DeepFashion anchors the system in 2D appearance evidence: category, attribute, landmark, and paired retrieval supervision. DeepFashion2 strengthens this with structure-aware real-world evidence, especially detection, dense landmarks, segmentation, and re-identification under difficult conditions.
Fashionpedia provides the semantic grounding layer by explicitly organizing categories, parts, and attributes into a more ontology-like structure. DeepFashion3D extends the system into physical garment geometry, supplying pose-aware 3D evidence rather than only 2D appearance.
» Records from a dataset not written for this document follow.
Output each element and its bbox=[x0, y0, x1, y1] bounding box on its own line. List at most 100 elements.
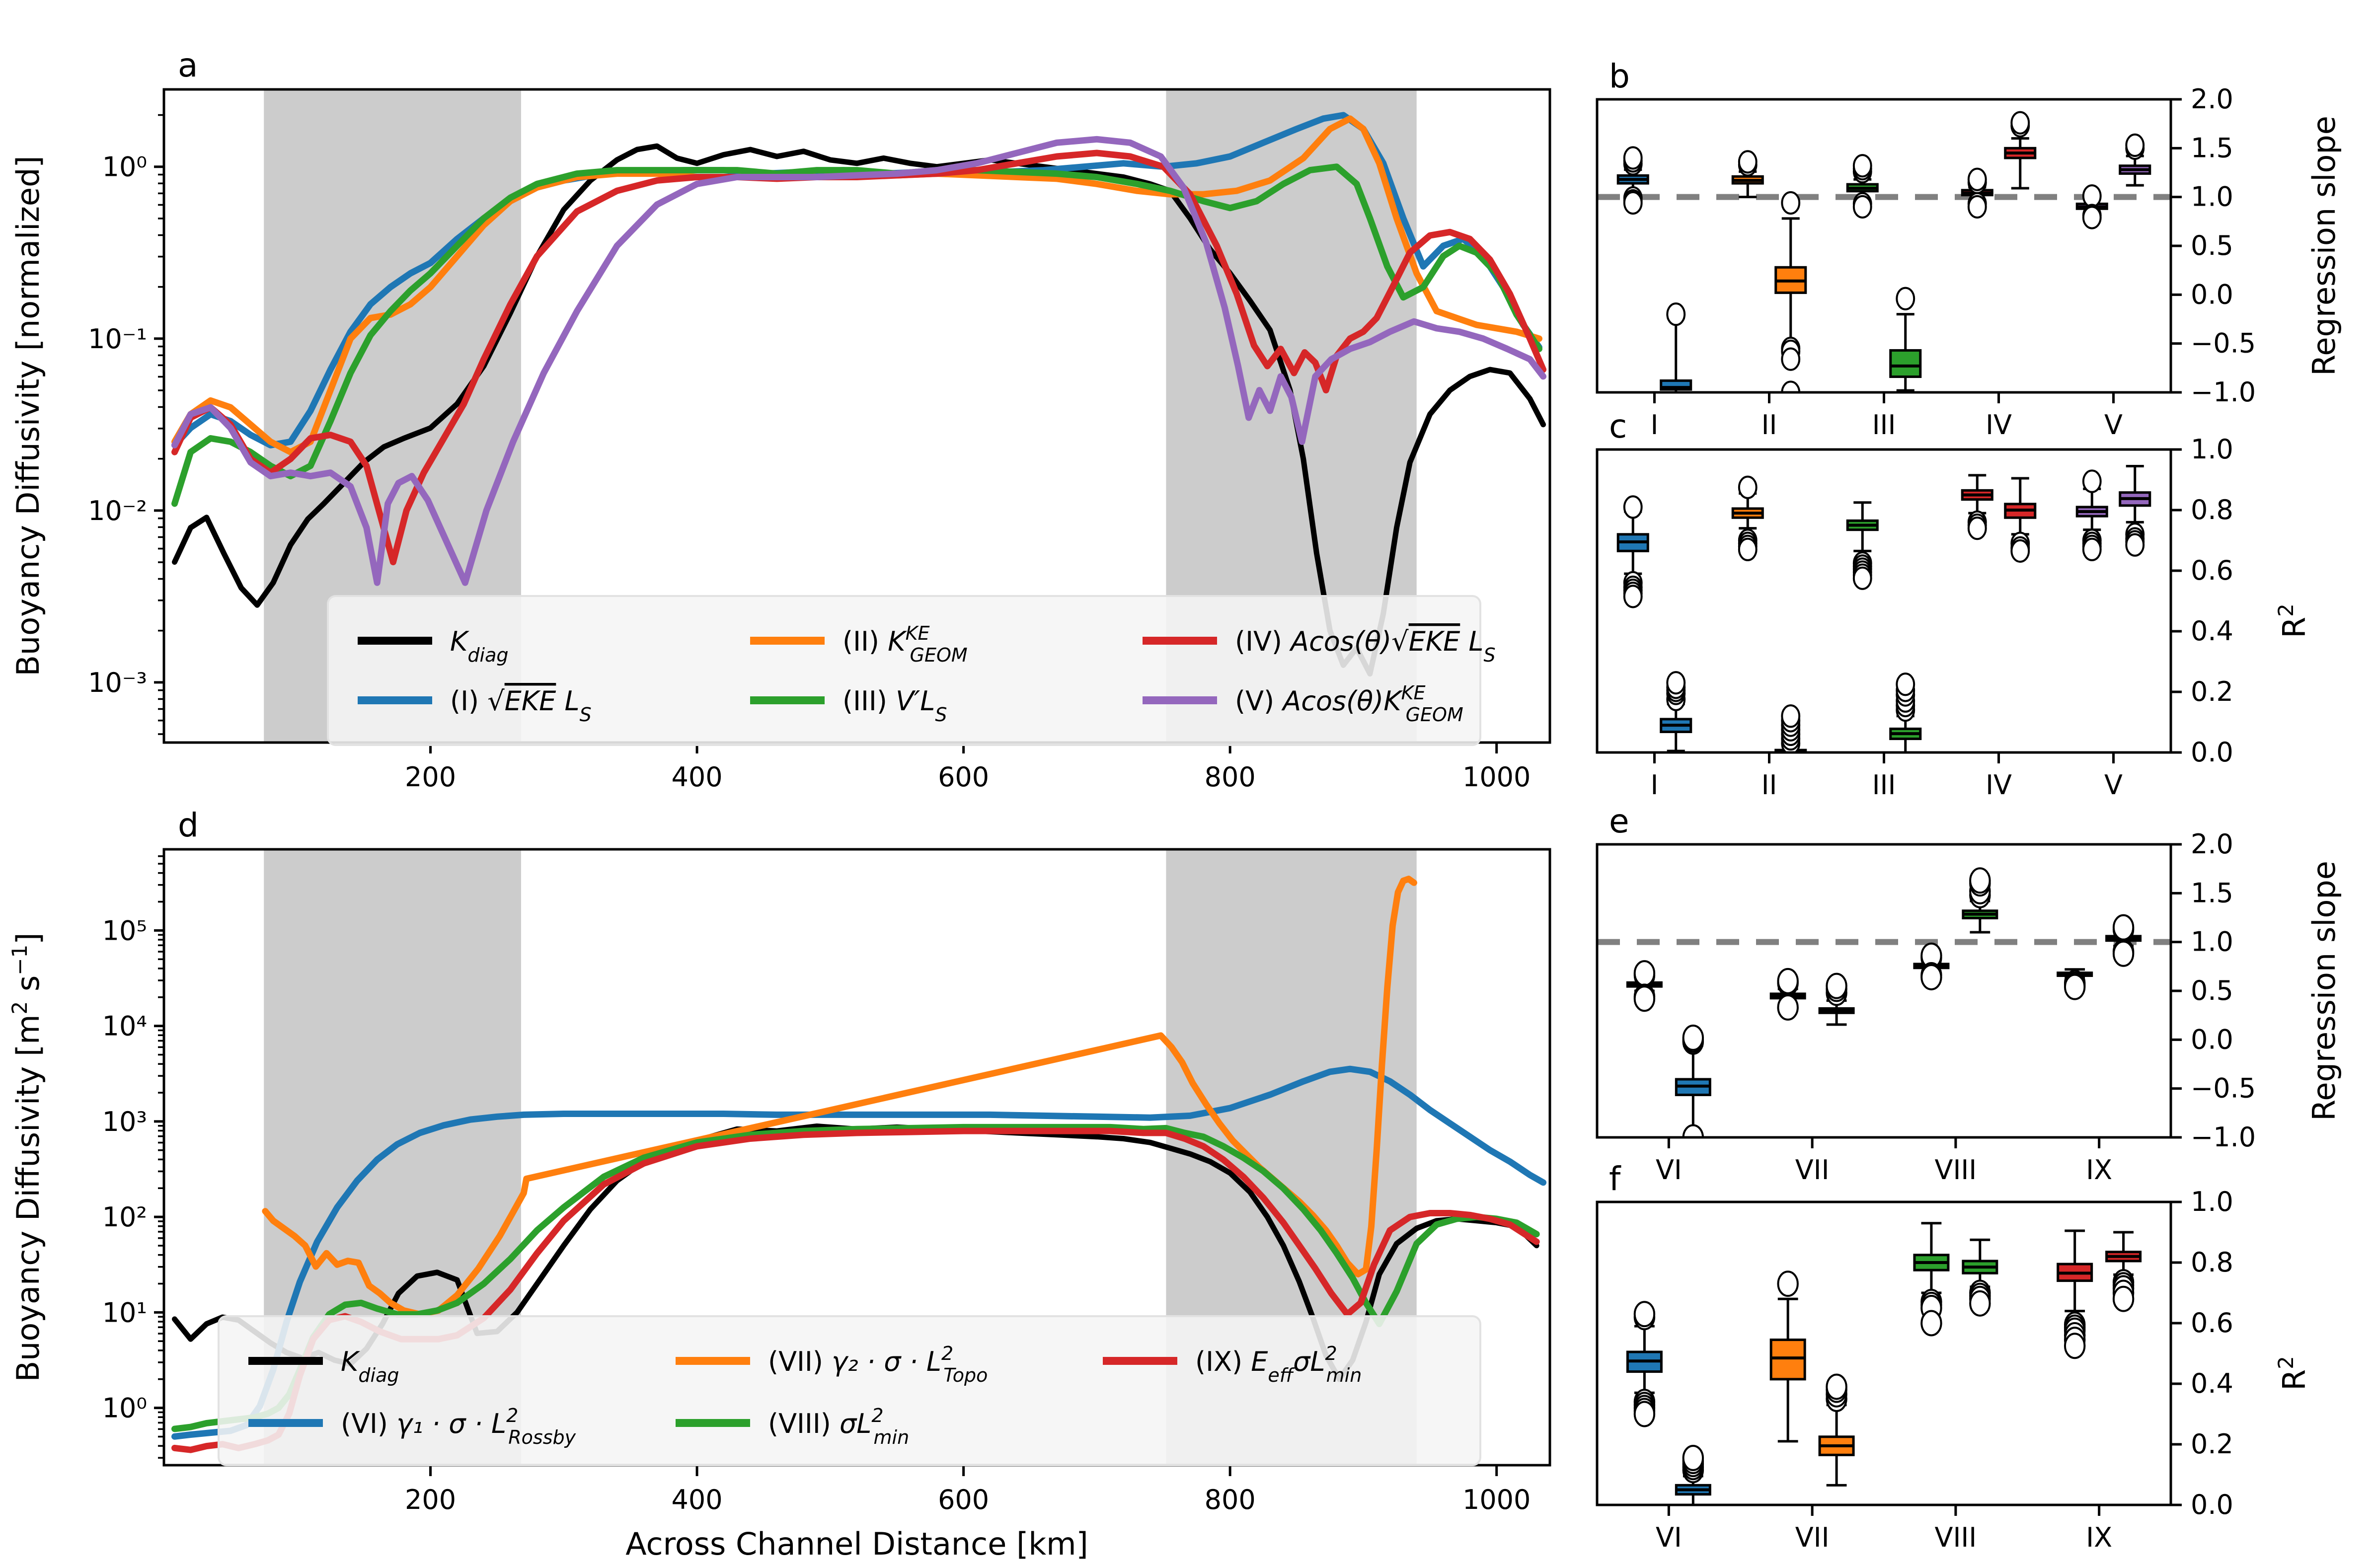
legend-entry-a-1[interactable]: (I) √EKE LS bbox=[358, 685, 592, 726]
outlier-point bbox=[1852, 566, 1872, 590]
axes-frame-b bbox=[1596, 98, 2172, 394]
x-ticklabel-b-3: IV bbox=[1986, 409, 2012, 441]
outlier-point bbox=[1633, 1301, 1656, 1328]
y-axis-title-f: R2 bbox=[2274, 1356, 2313, 1391]
legend-background-a bbox=[327, 595, 1481, 746]
outlier-point bbox=[1967, 195, 1987, 219]
y-ticklabel-b-6: −1.0 bbox=[2191, 376, 2256, 408]
legend-entry-d-3[interactable]: (VIII) σL2 min bbox=[676, 1405, 909, 1448]
x-ticklabel-e-2: VIII bbox=[1935, 1154, 1977, 1186]
outlier-point bbox=[1781, 191, 1801, 215]
y-ticklabel-d-4: 10⁴ bbox=[102, 1011, 147, 1042]
outlier-point bbox=[2082, 206, 2102, 229]
series-line-d-1 bbox=[171, 1065, 1547, 1440]
legend-d: Kdiag (VI) γ₁ · σ · L2 Rossby (VII) γ₂ · σ … bbox=[218, 1315, 1481, 1466]
x-ticklabel-f-1: VII bbox=[1795, 1522, 1830, 1553]
panel-f: f 1.0 0.8 0.6 0.4 0.2 0.0 VI VII VIII IX bbox=[1596, 1160, 2233, 1553]
boxplot-c-III-left bbox=[1846, 501, 1879, 590]
legend-entry-a-5[interactable]: (V) Acos(θ)KKE GEOM bbox=[1143, 682, 1463, 726]
y-ticklabel-a-0: 10⁻³ bbox=[88, 667, 147, 698]
y-ticks-b: 2.0 1.5 1.0 0.5 0.0 −0.5 −1.0 bbox=[2171, 83, 2256, 408]
outlier-point bbox=[1967, 516, 1987, 540]
outlier-point bbox=[1623, 495, 1643, 519]
panel-label-f: f bbox=[1609, 1160, 1621, 1198]
series-line-a-5 bbox=[171, 136, 1547, 586]
legend-label-a-2: (II) KKE GEOM bbox=[842, 622, 968, 666]
x-ticklabel-a-1: 400 bbox=[672, 761, 723, 793]
y-ticklabel-e-3: 0.5 bbox=[2191, 975, 2233, 1006]
y-ticklabel-e-6: −1.0 bbox=[2191, 1121, 2256, 1153]
y-ticklabel-d-5: 10⁵ bbox=[102, 915, 147, 946]
series-line-d-2 bbox=[262, 876, 1417, 1318]
y-ticklabel-d-0: 10⁰ bbox=[102, 1393, 147, 1424]
x-ticks-a: 200 400 600 800 1000 bbox=[405, 743, 1531, 793]
outlier-point bbox=[1738, 537, 1758, 561]
box bbox=[1889, 349, 1922, 378]
outlier-point bbox=[1967, 167, 1987, 191]
y-ticklabel-e-2: 1.0 bbox=[2191, 926, 2233, 958]
y-ticklabel-c-1: 0.8 bbox=[2191, 494, 2233, 525]
outlier-point bbox=[1777, 994, 1799, 1021]
x-ticklabel-c-3: IV bbox=[1986, 769, 2012, 801]
outlier-point bbox=[1920, 1310, 1942, 1337]
y-axis-title-c: R2 bbox=[2274, 603, 2313, 638]
y-ticklabel-f-4: 0.2 bbox=[2191, 1428, 2233, 1460]
x-ticklabel-a-0: 200 bbox=[405, 761, 456, 793]
boxplot-b-II-right bbox=[1774, 191, 1807, 392]
y-ticks-c: 1.0 0.8 0.6 0.4 0.2 0.0 bbox=[2171, 434, 2233, 768]
x-ticklabel-e-1: VII bbox=[1795, 1154, 1830, 1186]
x-ticklabel-e-0: VI bbox=[1656, 1154, 1682, 1186]
boxplot-e-VII-left bbox=[1769, 968, 1806, 1021]
x-ticklabel-d-3: 800 bbox=[1205, 1484, 1256, 1515]
x-ticklabel-e-3: IX bbox=[2086, 1154, 2112, 1186]
boxes-group-e bbox=[1626, 867, 2142, 1137]
legend-entry-a-3[interactable]: (III) V′LS bbox=[750, 685, 947, 726]
y-ticklabel-b-2: 1.0 bbox=[2191, 181, 2233, 213]
legend-entry-d-4[interactable]: (IX) EeffσL2 min bbox=[1103, 1343, 1362, 1386]
boxplot-c-I-left bbox=[1616, 495, 1649, 608]
legend-label-a-4: (IV) Acos(θ)√EKE LS bbox=[1235, 626, 1496, 666]
legend-label-a-5: (V) Acos(θ)KKE GEOM bbox=[1235, 682, 1463, 726]
y-ticklabel-f-5: 0.0 bbox=[2191, 1489, 2233, 1520]
y-axis-title-a: Buoyancy Diffusivity [normalized] bbox=[10, 155, 46, 676]
legend-label-d-4: (IX) EeffσL2 min bbox=[1195, 1343, 1362, 1386]
boxes-group-f bbox=[1626, 1222, 2142, 1505]
x-ticklabel-a-3: 800 bbox=[1205, 761, 1256, 793]
x-ticklabel-b-0: I bbox=[1651, 409, 1659, 441]
outlier-point bbox=[1969, 1290, 1991, 1317]
outlier-point bbox=[1738, 475, 1758, 499]
series-line-a-4 bbox=[171, 149, 1547, 566]
boxplot-f-IX-right bbox=[2105, 1231, 2142, 1312]
boxplot-f-VI-left bbox=[1626, 1301, 1663, 1427]
legend-entry-d-1[interactable]: (VI) γ₁ · σ · L2 Rossby bbox=[248, 1405, 576, 1448]
y-ticklabel-a-1: 10⁻² bbox=[88, 495, 147, 526]
boxplot-b-IV-left bbox=[1961, 167, 1993, 219]
x-ticklabel-f-0: VI bbox=[1656, 1522, 1682, 1553]
legend-entry-d-2[interactable]: (VII) γ₂ · σ · L2 Topo bbox=[676, 1343, 988, 1386]
y-ticks-a: 10⁻³ 10⁻² 10⁻¹ 10⁰ bbox=[88, 114, 164, 735]
boxplot-e-VIII-left bbox=[1913, 942, 1950, 990]
x-ticklabel-a-2: 600 bbox=[938, 761, 989, 793]
outlier-point bbox=[2082, 184, 2102, 208]
y-axis-title-d: Buoyancy Diffusivity [m2 s−1] bbox=[7, 933, 47, 1382]
box bbox=[1769, 1339, 1806, 1381]
x-ticklabel-a-4: 1000 bbox=[1462, 761, 1531, 793]
legend-entry-a-4[interactable]: (IV) Acos(θ)√EKE LS bbox=[1143, 626, 1496, 666]
panel-b: b2.01.51.00.50.0−0.5−1.0I II III IV V bbox=[1596, 57, 2256, 441]
legend-entry-d-0[interactable]: Kdiag bbox=[248, 1346, 399, 1386]
outlier-point bbox=[2082, 469, 2102, 493]
x-ticklabel-d-1: 400 bbox=[672, 1484, 723, 1515]
outlier-point bbox=[1777, 1270, 1799, 1297]
boxplot-c-III-right bbox=[1889, 672, 1922, 752]
y-ticklabel-b-5: −0.5 bbox=[2191, 328, 2256, 359]
legend-label-d-0: Kdiag bbox=[341, 1346, 399, 1386]
outlier-point bbox=[1682, 1024, 1704, 1051]
legend-entry-a-0[interactable]: Kdiag bbox=[358, 626, 509, 666]
legend-entry-a-2[interactable]: (II) KKE GEOM bbox=[750, 622, 968, 666]
boxplot-e-VI-right bbox=[1675, 1024, 1711, 1137]
x-ticklabel-d-2: 600 bbox=[938, 1484, 989, 1515]
outlier-point bbox=[1682, 1444, 1704, 1471]
outlier-point bbox=[1896, 287, 1915, 310]
boxplot-e-VI-left bbox=[1626, 960, 1663, 1012]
MMFashion serves as the engineering layer, helping operationalize experiments and benchmark implementations across tasks.
DeepFashion: “What is visible?”
DeepFashion2: “How is it arranged under real-world conditions?”
Fashionpedia: “Which part has which meaning or property?”
DeepFashion3D: “What is the garment’s physical form?”
MMFashion: “How do we implement, benchmark, and iterate efficiently?”
From an FEL perspective, the progression is: appearance → structure → semantics → geometry, while the toolkit layer enables reproducible experimentation around all of them.